FAQ: Introducing the 6 Traits
Q: I know I should introduce each trait one at a time within six different mini-lessons. But what do the students do during independent writing time on those days? I want them to write something, but I'm not sure what it should be.
A: It would appear that it may be difficult for students to generate any writing with the limited knowledge of each trait you've introduced. However, you definitely want them to produce something on paper. Give them an opportunity to play with the trait, but don't expect great writing. Remember, it's just an introduction.
- After introducing the trait of ideas in a short mini-lesson, simply invite students to try and write about an idea (or topic) they know a lot about. The more they know about their topics, the more details they can write/draw with.
- After introducing the trait of organization in a short mini-lesson, invite students to write about a topic that lends itself to order. For example, have them write/draw about what they did to get ready for school that morning or how to do something or the steps in a process, anything that has some order. Again, the product won't be great, but they are playing with organization in a first attempt.

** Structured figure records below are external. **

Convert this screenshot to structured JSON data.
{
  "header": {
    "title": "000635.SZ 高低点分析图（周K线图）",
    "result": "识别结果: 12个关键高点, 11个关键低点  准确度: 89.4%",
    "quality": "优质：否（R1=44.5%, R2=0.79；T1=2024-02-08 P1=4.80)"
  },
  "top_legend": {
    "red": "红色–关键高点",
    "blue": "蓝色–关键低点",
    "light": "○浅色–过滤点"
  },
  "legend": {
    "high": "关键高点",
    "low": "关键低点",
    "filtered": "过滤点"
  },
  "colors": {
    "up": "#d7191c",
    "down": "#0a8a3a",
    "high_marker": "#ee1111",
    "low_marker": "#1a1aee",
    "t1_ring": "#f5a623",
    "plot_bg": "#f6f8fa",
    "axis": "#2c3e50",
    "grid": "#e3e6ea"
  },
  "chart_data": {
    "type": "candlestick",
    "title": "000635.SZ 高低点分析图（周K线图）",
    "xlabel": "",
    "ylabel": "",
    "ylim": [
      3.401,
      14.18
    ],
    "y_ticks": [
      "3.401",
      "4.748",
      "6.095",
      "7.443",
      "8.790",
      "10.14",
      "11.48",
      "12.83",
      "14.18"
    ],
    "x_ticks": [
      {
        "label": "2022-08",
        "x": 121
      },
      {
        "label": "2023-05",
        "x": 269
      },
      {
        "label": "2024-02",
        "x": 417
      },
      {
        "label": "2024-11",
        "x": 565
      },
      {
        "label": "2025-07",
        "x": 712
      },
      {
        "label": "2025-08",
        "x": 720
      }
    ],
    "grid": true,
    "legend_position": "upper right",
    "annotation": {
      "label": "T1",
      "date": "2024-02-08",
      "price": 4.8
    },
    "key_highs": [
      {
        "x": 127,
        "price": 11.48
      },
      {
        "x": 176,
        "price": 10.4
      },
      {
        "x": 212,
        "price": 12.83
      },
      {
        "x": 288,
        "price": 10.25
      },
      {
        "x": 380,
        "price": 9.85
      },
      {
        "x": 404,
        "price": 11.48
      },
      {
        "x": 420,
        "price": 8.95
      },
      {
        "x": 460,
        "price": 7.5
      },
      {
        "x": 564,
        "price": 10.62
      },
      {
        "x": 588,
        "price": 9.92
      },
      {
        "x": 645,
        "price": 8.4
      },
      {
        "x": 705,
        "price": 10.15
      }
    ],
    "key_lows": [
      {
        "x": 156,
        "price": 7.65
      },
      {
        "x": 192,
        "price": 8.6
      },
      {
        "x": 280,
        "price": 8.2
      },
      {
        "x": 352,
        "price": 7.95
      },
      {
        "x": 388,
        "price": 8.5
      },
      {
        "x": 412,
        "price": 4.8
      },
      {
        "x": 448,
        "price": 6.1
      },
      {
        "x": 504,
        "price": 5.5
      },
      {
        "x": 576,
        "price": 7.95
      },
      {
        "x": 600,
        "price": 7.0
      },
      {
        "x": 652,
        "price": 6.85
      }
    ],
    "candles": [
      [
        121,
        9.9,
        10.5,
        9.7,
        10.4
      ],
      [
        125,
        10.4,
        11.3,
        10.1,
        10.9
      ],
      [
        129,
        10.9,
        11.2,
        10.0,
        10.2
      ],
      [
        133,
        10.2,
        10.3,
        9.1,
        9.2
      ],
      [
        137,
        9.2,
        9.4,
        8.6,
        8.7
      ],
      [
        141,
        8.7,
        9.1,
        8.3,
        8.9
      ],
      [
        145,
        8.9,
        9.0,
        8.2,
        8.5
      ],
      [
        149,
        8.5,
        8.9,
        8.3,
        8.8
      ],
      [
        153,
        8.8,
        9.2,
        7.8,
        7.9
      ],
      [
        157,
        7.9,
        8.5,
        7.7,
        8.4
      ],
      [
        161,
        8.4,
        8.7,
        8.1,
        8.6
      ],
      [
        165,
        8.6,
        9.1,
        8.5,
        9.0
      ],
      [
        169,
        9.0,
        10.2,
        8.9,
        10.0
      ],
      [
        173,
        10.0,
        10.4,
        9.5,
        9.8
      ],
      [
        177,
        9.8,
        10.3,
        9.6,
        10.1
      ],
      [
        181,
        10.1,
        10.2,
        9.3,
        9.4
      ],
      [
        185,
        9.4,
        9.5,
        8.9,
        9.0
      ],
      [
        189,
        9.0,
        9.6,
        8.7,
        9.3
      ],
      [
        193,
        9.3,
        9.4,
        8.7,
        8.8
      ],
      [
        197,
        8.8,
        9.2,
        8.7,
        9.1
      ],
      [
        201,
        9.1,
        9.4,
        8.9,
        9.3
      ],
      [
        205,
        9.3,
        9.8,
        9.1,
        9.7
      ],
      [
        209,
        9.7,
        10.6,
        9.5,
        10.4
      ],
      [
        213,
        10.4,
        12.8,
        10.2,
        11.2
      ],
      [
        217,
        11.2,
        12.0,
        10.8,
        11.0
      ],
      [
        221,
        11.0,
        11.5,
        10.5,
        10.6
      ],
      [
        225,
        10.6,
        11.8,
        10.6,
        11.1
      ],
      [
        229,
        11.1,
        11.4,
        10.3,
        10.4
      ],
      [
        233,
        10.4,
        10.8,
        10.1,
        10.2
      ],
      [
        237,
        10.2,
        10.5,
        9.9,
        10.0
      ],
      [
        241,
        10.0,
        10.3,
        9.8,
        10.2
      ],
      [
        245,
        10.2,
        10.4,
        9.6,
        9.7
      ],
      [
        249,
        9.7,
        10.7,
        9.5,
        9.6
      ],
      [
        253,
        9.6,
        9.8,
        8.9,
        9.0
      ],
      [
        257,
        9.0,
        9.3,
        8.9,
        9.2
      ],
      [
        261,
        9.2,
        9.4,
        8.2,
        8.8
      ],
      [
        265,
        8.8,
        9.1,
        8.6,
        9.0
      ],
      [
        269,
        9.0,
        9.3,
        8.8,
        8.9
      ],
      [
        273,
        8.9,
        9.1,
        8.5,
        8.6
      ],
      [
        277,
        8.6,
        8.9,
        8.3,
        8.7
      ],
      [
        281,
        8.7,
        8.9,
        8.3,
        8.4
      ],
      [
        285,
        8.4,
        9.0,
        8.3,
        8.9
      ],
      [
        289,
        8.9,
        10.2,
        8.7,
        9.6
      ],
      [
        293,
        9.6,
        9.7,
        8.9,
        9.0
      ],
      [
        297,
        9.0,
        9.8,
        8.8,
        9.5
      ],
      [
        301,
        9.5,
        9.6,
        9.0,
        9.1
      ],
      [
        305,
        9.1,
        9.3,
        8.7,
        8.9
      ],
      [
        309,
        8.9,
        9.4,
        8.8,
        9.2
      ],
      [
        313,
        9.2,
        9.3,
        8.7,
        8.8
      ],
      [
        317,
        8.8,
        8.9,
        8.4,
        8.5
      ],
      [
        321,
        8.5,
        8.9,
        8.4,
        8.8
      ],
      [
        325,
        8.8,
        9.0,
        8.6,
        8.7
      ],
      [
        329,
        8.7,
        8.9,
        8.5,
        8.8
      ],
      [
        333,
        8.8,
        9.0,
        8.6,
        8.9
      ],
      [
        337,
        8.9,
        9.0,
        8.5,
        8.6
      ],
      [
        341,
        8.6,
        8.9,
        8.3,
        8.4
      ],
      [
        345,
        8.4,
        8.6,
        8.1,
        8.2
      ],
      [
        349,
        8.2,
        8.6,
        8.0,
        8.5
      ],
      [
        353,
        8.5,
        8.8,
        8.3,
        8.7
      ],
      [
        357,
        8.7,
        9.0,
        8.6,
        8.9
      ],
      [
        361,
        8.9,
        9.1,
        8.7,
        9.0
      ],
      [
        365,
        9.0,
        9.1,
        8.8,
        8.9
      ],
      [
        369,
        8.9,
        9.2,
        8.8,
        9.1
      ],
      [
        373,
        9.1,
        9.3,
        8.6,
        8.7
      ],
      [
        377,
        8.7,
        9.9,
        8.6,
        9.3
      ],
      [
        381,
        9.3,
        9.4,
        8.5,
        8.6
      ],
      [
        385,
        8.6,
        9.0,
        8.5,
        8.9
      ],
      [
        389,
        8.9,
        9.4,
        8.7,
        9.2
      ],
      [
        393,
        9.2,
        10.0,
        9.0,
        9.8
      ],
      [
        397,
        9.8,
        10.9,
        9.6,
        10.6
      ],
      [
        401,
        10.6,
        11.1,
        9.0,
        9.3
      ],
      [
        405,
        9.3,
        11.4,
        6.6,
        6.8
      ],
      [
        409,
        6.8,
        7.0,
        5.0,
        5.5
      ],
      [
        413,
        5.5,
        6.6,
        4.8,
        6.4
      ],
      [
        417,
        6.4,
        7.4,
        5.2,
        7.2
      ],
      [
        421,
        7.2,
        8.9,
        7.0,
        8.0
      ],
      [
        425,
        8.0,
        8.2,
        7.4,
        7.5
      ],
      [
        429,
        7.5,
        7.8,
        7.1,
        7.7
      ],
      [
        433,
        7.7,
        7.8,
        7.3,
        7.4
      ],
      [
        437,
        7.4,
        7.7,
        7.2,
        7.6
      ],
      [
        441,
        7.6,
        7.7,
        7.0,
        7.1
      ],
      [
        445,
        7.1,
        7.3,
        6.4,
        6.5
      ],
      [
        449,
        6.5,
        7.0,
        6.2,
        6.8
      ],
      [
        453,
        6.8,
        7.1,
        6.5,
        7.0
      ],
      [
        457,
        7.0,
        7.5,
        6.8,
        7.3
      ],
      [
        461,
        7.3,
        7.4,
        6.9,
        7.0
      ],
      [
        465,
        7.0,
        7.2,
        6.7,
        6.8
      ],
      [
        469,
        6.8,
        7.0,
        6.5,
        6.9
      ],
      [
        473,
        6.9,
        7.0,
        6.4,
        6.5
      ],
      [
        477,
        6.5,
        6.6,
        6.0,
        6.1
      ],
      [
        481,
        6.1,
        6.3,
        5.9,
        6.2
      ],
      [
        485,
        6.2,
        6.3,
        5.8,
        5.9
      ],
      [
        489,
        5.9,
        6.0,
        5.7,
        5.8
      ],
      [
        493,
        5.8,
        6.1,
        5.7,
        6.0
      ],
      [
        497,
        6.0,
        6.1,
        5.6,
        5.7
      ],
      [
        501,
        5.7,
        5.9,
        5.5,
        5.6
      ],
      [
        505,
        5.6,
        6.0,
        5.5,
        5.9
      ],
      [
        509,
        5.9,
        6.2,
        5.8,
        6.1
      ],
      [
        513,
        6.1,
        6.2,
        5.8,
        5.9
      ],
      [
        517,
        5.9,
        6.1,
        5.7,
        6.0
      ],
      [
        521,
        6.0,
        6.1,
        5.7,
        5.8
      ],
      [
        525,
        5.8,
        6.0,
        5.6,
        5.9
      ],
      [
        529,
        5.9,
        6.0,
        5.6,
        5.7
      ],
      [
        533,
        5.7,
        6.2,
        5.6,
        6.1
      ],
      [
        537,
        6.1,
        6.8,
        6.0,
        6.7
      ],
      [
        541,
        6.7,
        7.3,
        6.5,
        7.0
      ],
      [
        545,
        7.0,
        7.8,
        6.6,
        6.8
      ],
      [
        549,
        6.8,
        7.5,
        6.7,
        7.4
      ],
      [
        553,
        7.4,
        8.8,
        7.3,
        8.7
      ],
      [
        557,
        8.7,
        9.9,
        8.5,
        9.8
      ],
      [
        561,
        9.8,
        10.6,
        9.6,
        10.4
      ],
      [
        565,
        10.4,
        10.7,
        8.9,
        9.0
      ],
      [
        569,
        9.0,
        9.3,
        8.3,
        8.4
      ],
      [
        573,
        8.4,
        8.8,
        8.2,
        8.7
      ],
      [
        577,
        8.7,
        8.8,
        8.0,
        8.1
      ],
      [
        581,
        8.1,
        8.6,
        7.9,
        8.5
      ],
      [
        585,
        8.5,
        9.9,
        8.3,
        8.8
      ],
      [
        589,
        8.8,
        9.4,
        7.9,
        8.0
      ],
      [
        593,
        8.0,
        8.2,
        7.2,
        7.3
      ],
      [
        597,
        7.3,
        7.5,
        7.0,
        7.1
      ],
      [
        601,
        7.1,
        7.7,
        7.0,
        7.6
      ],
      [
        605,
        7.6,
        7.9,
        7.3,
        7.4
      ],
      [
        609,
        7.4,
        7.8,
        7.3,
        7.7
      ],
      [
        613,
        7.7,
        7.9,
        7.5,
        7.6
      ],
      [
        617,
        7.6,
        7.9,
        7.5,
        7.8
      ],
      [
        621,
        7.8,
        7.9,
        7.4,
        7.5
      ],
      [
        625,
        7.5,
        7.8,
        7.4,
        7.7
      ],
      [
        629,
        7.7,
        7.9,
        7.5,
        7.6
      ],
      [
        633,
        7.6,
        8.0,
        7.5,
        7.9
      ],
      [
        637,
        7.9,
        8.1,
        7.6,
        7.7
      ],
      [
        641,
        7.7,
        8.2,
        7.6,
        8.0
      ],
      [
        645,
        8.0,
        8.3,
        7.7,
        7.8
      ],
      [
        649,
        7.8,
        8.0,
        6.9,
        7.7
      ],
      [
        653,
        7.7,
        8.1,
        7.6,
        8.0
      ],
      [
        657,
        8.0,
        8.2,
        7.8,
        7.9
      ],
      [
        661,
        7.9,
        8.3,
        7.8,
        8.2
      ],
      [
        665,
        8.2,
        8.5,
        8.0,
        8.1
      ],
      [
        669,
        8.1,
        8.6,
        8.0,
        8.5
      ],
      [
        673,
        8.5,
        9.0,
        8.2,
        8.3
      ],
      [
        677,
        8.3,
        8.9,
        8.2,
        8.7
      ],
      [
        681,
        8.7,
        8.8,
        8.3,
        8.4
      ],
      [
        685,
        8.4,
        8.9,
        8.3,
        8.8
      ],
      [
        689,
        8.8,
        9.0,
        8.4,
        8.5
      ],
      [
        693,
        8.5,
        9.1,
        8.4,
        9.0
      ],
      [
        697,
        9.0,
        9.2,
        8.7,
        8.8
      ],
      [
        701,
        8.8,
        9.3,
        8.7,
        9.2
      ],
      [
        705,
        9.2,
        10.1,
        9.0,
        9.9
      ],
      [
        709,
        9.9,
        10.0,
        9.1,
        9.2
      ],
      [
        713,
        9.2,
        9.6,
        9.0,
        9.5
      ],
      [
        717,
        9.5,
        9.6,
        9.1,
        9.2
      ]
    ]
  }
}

- After introducing the trait of voice in a short mini-lesson, ask students to select a topic that stirs strong emotions within each of them. Have them write about an event or memory that was silly, embarrassing, or frustrating. At the top of the writing have them indicate how they feel about the topic and then unleash them to start writing. The word at the top helps them remember to maintain a consistent voice throughout.
- After introducing the trait of word choice in a short mini-lesson, encourage students to write a new piece and be conscious of using lots of Wow! words (purple words, vivid words) in their writing. NOTE: This could also be a writing time where students reread some of the pieces they have written over the last three days and go back to strengthen the word choice within those first drafts.
- After introducing the trait of sentence fluency in a short mini-lesson, invite students to look back at previous pieces and identify long sentences and short sentences and middle-length sentences they've written. You may also encourage them to start a new piece and be conscious of having several short and several long sentences among their middle-length ones.
- After introducing the trait of conventions in a short mini-lesson, reinforce the idea that conventions are for the reader and not the writer. Consequently, have students swap any previously written draft with a peer. Have them attempt to read one another's writing. They can check for capitals, punctuation, spaces, spelling, grammar, etc. NOTE: This may also be a great introduction to your peer-editing procedures.
In summary, you do want students to dabble with the trait(s) in a writing task each day. However, both you and your writers need to remember that the quality of the writing will not necessarily be fabulous. These are first drafts. You are attempting simply to define the six ingredients of good writing (the 6 traits). Over the course of the year you will fine-tune their understanding and application of the traits in action.